As you might know by now, venture capital is an industry with a high failure rate.
Standard & Poor’s recently reported that bankruptcies by venture capital and private equity portfolio companies are reaching their highest numbers since 2010, and these include companies that raised over $1 billion in venture capital, like Vice Media.
In this line, it is unfortunate that we still do not hear enough venture capitalists talking about their mistakes, or at least not with the same frequency as they indulge in self-congratulatory speeches.
However, in those cases in which VCs do talk about failure, you might often hear them echoing reasons like unpredictable market shock, or a “Black Swan” event, bad timing, wrong leadership team, unsupportive co-investors or a poorly designed business model that ended up being unprofitable.
While these concepts are useful for a precautionary tale in an MBA case study and often, in effect, impact the return on investments, the sheer number of non-economic mistakes made by VCs due to their human nature is seriously underestimated. Given the present liquidity crunch, I tasked myself with understanding these blind spots and transforming them into actionable advice for entrepreneurs actively fundraising. There are many, but today I will discuss three of them, which have cost investors a lot of money and are essential for anyone planning to pitch their startup to an investor to be aware of.
Many investors are more likely to support a founder they feel a personal connection with
This is true even if their numbers and product are worse than those of a founder they find less likable.
When a moment of human connection happens, it is hard to dismiss it. Therefore, if we forge this bond with someone, we will automatically trust that person more.
The sheer number of non-economic mistakes made by VCs due to their human nature is seriously underestimated.
Many reasons can lead to this bond. Maybe they also play golf or football, are alumni of the same university that we went to, or have a similar sense of humor. It is hard to predict. However, what is undeniable is that by seeing the newly met individual as one of “us,” we are already lowering our defensive barriers. We feel safe in their presence and are more likely to feel at ease investing in their venture.
On the other hand, if the person feels like a stranger, the amygdala in our brain activates, and our survival instinct kicks in. In the “us versus them” concept that we all form in our minds, they are “them”; therefore, our brain says, we are better off being wary.
Most VC funds have multiple partners, and their personalities vary widely. This is done intentionally to help the fund connect with a more diverse base of entrepreneurs and counter these potential biases. Hence, at any fund you approach, understanding more about the different investors’ human side will help you know who to go to. Before pitching a venture capitalist, take the time to learn more about them as human beings. Once you’ve studied them this way, you can have an idea of who you would click with and approach them accordingly.
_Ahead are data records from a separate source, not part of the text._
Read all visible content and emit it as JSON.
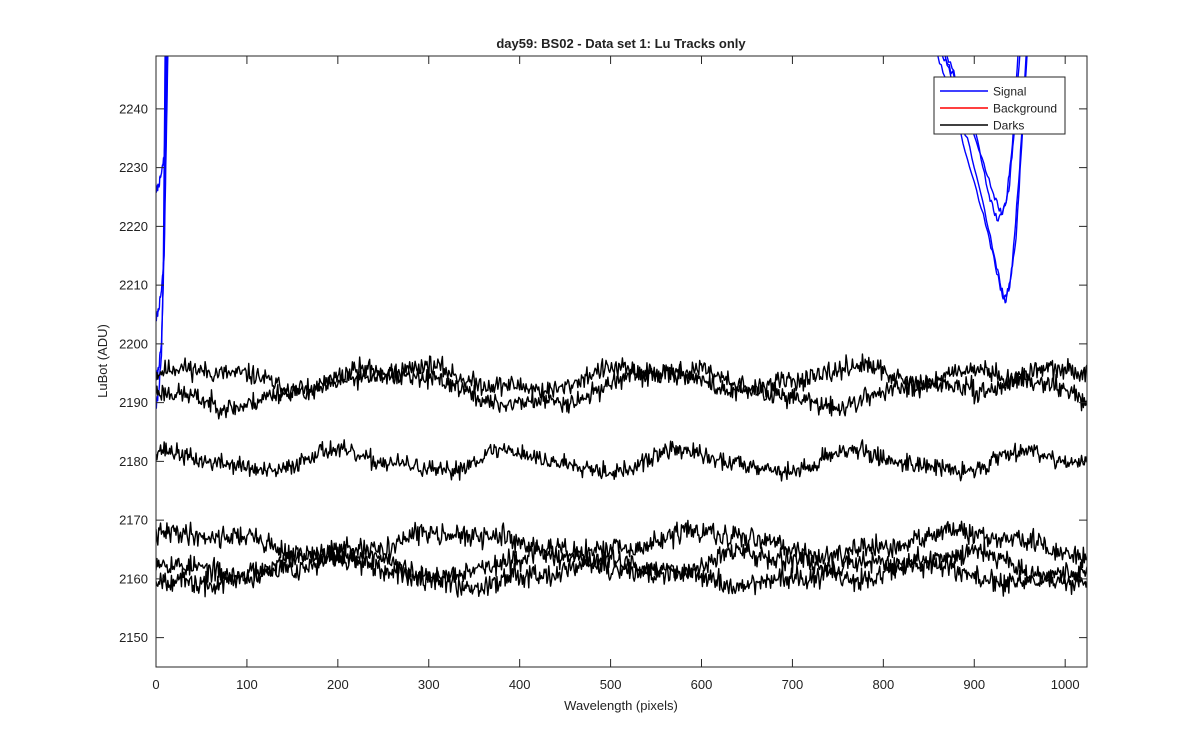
{
  "chart_data": {
    "type": "line",
    "title": "day59: BS02 - Data set 1: Lu Tracks only",
    "xlabel": "Wavelength (pixels)",
    "ylabel": "LuBot (ADU)",
    "xlim": [
      0,
      1024
    ],
    "ylim": [
      2145,
      2249
    ],
    "xticks": [
      0,
      100,
      200,
      300,
      400,
      500,
      600,
      700,
      800,
      900,
      1000
    ],
    "yticks": [
      2150,
      2160,
      2170,
      2180,
      2190,
      2200,
      2210,
      2220,
      2230,
      2240
    ],
    "grid": false,
    "legend_position": "top-right",
    "legend": [
      {
        "label": "Signal",
        "color": "#0000ff"
      },
      {
        "label": "Background",
        "color": "#ff0000"
      },
      {
        "label": "Darks",
        "color": "#000000"
      }
    ],
    "series": [
      {
        "name": "Signal",
        "color": "#0000ff",
        "points": [
          [
            0,
            2226
          ],
          [
            3,
            2227
          ],
          [
            6,
            2229
          ],
          [
            9,
            2232
          ],
          [
            11,
            2240
          ],
          [
            12,
            2249
          ]
        ]
      },
      {
        "name": "Signal",
        "color": "#0000ff",
        "points": [
          [
            0,
            2204
          ],
          [
            3,
            2206
          ],
          [
            6,
            2209
          ],
          [
            9,
            2215
          ],
          [
            11,
            2232
          ],
          [
            13,
            2249
          ]
        ]
      },
      {
        "name": "Signal",
        "color": "#0000ff",
        "points": [
          [
            0,
            2194
          ],
          [
            3,
            2196
          ],
          [
            6,
            2200
          ],
          [
            8,
            2210
          ],
          [
            10,
            2228
          ],
          [
            11,
            2249
          ]
        ]
      },
      {
        "name": "Signal",
        "color": "#0000ff",
        "points": [
          [
            0,
            2189
          ],
          [
            3,
            2192
          ],
          [
            6,
            2198
          ],
          [
            8,
            2212
          ],
          [
            10,
            2249
          ]
        ]
      },
      {
        "name": "Signal",
        "color": "#0000ff",
        "points": [
          [
            865,
            2249
          ],
          [
            880,
            2245
          ],
          [
            900,
            2237
          ],
          [
            915,
            2226
          ],
          [
            925,
            2221
          ],
          [
            935,
            2224
          ],
          [
            942,
            2234
          ],
          [
            948,
            2249
          ]
        ]
      },
      {
        "name": "Signal",
        "color": "#0000ff",
        "points": [
          [
            870,
            2249
          ],
          [
            885,
            2243
          ],
          [
            905,
            2233
          ],
          [
            920,
            2226
          ],
          [
            930,
            2222
          ],
          [
            938,
            2226
          ],
          [
            945,
            2238
          ],
          [
            950,
            2249
          ]
        ]
      },
      {
        "name": "Signal",
        "color": "#0000ff",
        "points": [
          [
            860,
            2249
          ],
          [
            875,
            2241
          ],
          [
            895,
            2230
          ],
          [
            915,
            2219
          ],
          [
            928,
            2210
          ],
          [
            934,
            2207
          ],
          [
            941,
            2212
          ],
          [
            950,
            2230
          ],
          [
            957,
            2249
          ]
        ]
      },
      {
        "name": "Signal",
        "color": "#0000ff",
        "points": [
          [
            868,
            2249
          ],
          [
            885,
            2239
          ],
          [
            905,
            2227
          ],
          [
            922,
            2215
          ],
          [
            932,
            2208
          ],
          [
            938,
            2209
          ],
          [
            946,
            2218
          ],
          [
            953,
            2236
          ],
          [
            958,
            2249
          ]
        ]
      },
      {
        "name": "Darks",
        "color": "#000000",
        "base": 2194,
        "amplitude": 1.8,
        "period": 240,
        "phase": 0.3,
        "noise": 1.2,
        "seed": 11
      },
      {
        "name": "Darks",
        "color": "#000000",
        "base": 2192.5,
        "amplitude": 2.8,
        "period": 330,
        "phase": 3.2,
        "noise": 1.2,
        "seed": 23
      },
      {
        "name": "Darks",
        "color": "#000000",
        "base": 2180,
        "amplitude": 1.6,
        "period": 190,
        "phase": 1.1,
        "noise": 1.1,
        "seed": 37
      },
      {
        "name": "Darks",
        "color": "#000000",
        "base": 2166,
        "amplitude": 1.8,
        "period": 280,
        "phase": 0.5,
        "noise": 1.3,
        "seed": 41
      },
      {
        "name": "Darks",
        "color": "#000000",
        "base": 2162.5,
        "amplitude": 2.0,
        "period": 230,
        "phase": 2.4,
        "noise": 1.3,
        "seed": 53
      },
      {
        "name": "Darks",
        "color": "#000000",
        "base": 2161,
        "amplitude": 1.8,
        "period": 310,
        "phase": 4.0,
        "noise": 1.3,
        "seed": 67
      }
    ]
  }
}
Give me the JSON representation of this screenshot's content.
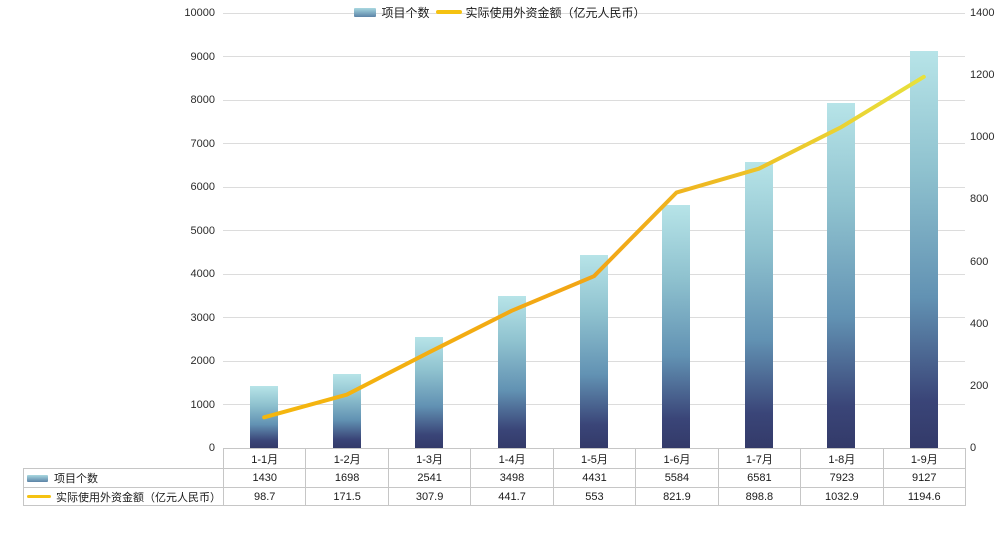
{
  "chart_data": {
    "type": "bar+line combo",
    "categories": [
      "1-1月",
      "1-2月",
      "1-3月",
      "1-4月",
      "1-5月",
      "1-6月",
      "1-7月",
      "1-8月",
      "1-9月"
    ],
    "series": [
      {
        "name": "项目个数",
        "type": "bar",
        "axis": "left",
        "values": [
          1430,
          1698,
          2541,
          3498,
          4431,
          5584,
          6581,
          7923,
          9127
        ]
      },
      {
        "name": "实际使用外资金额（亿元人民币）",
        "type": "line",
        "axis": "right",
        "values": [
          98.7,
          171.5,
          307.9,
          441.7,
          553,
          821.9,
          898.8,
          1032.9,
          1194.6
        ]
      }
    ],
    "left_axis": {
      "min": 0,
      "max": 10000,
      "step": 1000,
      "tick_labels": [
        "0",
        "1000",
        "2000",
        "3000",
        "4000",
        "5000",
        "6000",
        "7000",
        "8000",
        "9000",
        "10000"
      ]
    },
    "right_axis": {
      "min": 0,
      "max": 1400,
      "step": 200,
      "tick_labels": [
        "0",
        "200",
        "400",
        "600",
        "800",
        "1000",
        "1200",
        "1400"
      ]
    },
    "grid": true,
    "legend_position": "bottom",
    "data_table": true,
    "colors": {
      "bar_gradient_top": "#b7e4e8",
      "bar_gradient_bottom": "#333a69",
      "line_start": "#f4b70e",
      "line_mid": "#f2a515",
      "line_end": "#e8e13c",
      "grid_line": "#dcdcdc",
      "axis_base_line": "#a6a6a6",
      "table_border": "#c6c6c6"
    }
  }
}
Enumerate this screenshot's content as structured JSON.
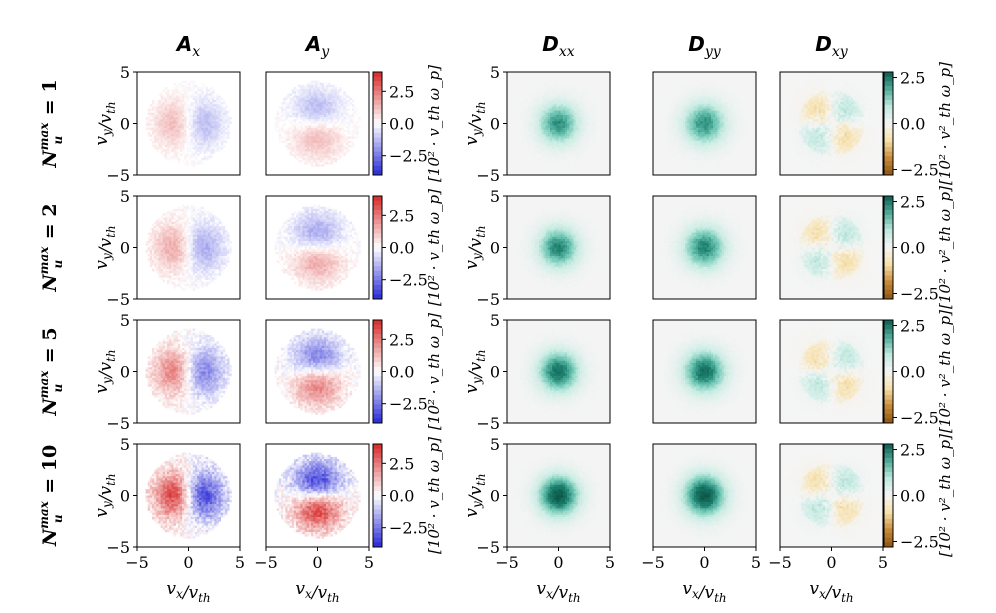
{
  "chart_data": {
    "type": "heatmap",
    "description_grid": "4 rows (N_u^max values) x 5 columns (A_x, A_y, D_xx, D_yy, D_xy) of heatmaps over (v_x/v_th, v_y/v_th)",
    "columns": [
      {
        "label": "A",
        "sub": "x",
        "cmap": "bwr"
      },
      {
        "label": "A",
        "sub": "y",
        "cmap": "bwr"
      },
      {
        "label": "D",
        "sub": "xx",
        "cmap": "teal"
      },
      {
        "label": "D",
        "sub": "yy",
        "cmap": "teal"
      },
      {
        "label": "D",
        "sub": "xy",
        "cmap": "brbg"
      }
    ],
    "rows": [
      {
        "n_label": "N",
        "n_sup": "max",
        "n_sub": "u",
        "n_value": "= 1",
        "amplitude": 0.35
      },
      {
        "n_label": "N",
        "n_sup": "max",
        "n_sub": "u",
        "n_value": "= 2",
        "amplitude": 0.45
      },
      {
        "n_label": "N",
        "n_sup": "max",
        "n_sub": "u",
        "n_value": "= 5",
        "amplitude": 0.65
      },
      {
        "n_label": "N",
        "n_sup": "max",
        "n_sub": "u",
        "n_value": "= 10",
        "amplitude": 0.95
      }
    ],
    "xlabel": {
      "main": "v",
      "sub": "x",
      "slash": "/",
      "den": "v",
      "den_sub": "th"
    },
    "ylabel": {
      "main": "v",
      "sub": "y",
      "slash": "/",
      "den": "v",
      "den_sub": "th"
    },
    "xlim": [
      -5,
      5
    ],
    "ylim": [
      -5,
      5
    ],
    "x_ticks": [
      -5,
      0,
      5
    ],
    "y_ticks": [
      -5,
      0,
      5
    ],
    "x_tick_labels": [
      "−5",
      "0",
      "5"
    ],
    "y_tick_labels": [
      "−5",
      "0",
      "5"
    ],
    "colorbar_A": {
      "range": [
        -4,
        4
      ],
      "ticks": [
        2.5,
        0.0,
        -2.5
      ],
      "tick_labels": [
        "2.5",
        "0.0",
        "−2.5"
      ],
      "label": "[10² · v_th ω_p]"
    },
    "colorbar_D": {
      "range": [
        -2.8,
        2.8
      ],
      "ticks": [
        2.5,
        0.0,
        -2.5
      ],
      "tick_labels": [
        "2.5",
        "0.0",
        "−2.5"
      ],
      "label": "[10² · v²_th ω_p]"
    },
    "colors": {
      "bwr_low": "#2a2ad8",
      "bwr_high": "#d83030",
      "teal_high": "#0d5a4c",
      "brbg_low": "#8c5412",
      "brbg_high": "#0a5c52",
      "panel_bg_D": "#f4f4f4"
    },
    "grid_resolution": 48
  }
}
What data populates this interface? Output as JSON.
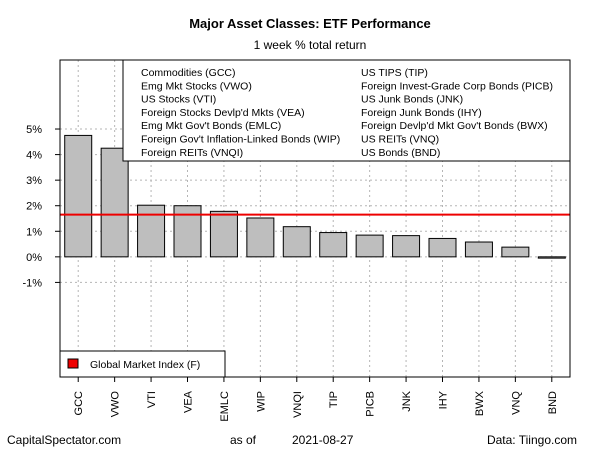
{
  "chart_data": {
    "type": "bar",
    "title": "Major Asset Classes: ETF Performance",
    "subtitle": "1 week % total return",
    "categories": [
      "GCC",
      "VWO",
      "VTI",
      "VEA",
      "EMLC",
      "WIP",
      "VNQI",
      "TIP",
      "PICB",
      "JNK",
      "IHY",
      "BWX",
      "VNQ",
      "BND"
    ],
    "values": [
      4.75,
      4.25,
      2.02,
      2.0,
      1.78,
      1.52,
      1.18,
      0.95,
      0.85,
      0.83,
      0.72,
      0.58,
      0.38,
      -0.05
    ],
    "ylim": [
      -4.7,
      7.7
    ],
    "yticks": [
      -1,
      0,
      1,
      2,
      3,
      4,
      5
    ],
    "ytick_labels": [
      "-1%",
      "0%",
      "1%",
      "2%",
      "3%",
      "4%",
      "5%"
    ],
    "reference_line": {
      "name": "Global Market Index (F)",
      "value": 1.65,
      "color": "#ee0000"
    },
    "grid": true,
    "bar_color": "#bebebe",
    "legend_entries": [
      "Commodities (GCC)",
      "Emg Mkt Stocks (VWO)",
      "US Stocks (VTI)",
      "Foreign Stocks Devlp'd Mkts (VEA)",
      "Emg Mkt Gov't Bonds (EMLC)",
      "Foreign Gov't Inflation-Linked Bonds (WIP)",
      "Foreign REITs (VNQI)",
      "US TIPS (TIP)",
      "Foreign Invest-Grade Corp Bonds (PICB)",
      "US Junk Bonds (JNK)",
      "Foreign Junk Bonds (IHY)",
      "Foreign Devlp'd Mkt Gov't Bonds (BWX)",
      "US REITs (VNQ)",
      "US Bonds (BND)"
    ]
  },
  "footer": {
    "source_left": "CapitalSpectator.com",
    "date_prefix": "as of",
    "date": "2021-08-27",
    "source_right": "Data: Tiingo.com"
  }
}
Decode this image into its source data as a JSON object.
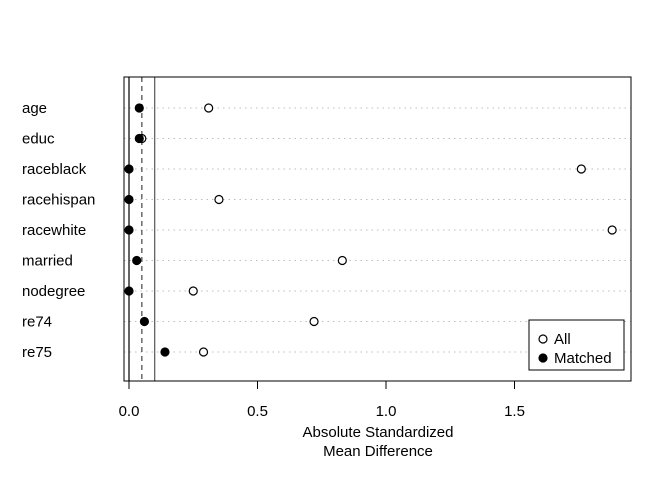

I can share with you examples of how this can be done with our team. For instance, Joel is one of our partners, and he prefers active, passionate, and high-energy founders. On the other hand, Saagar is more likely to resonate with those founders who are scientists or tech experts and who can delve deeply into the technological side of a startup. Then there’s Ruslan, who melts when the founder is very strategic and can simultaneously be detail-oriented. And of course, there’s me, who loves entrepreneurial founders with a huge pirate spirit.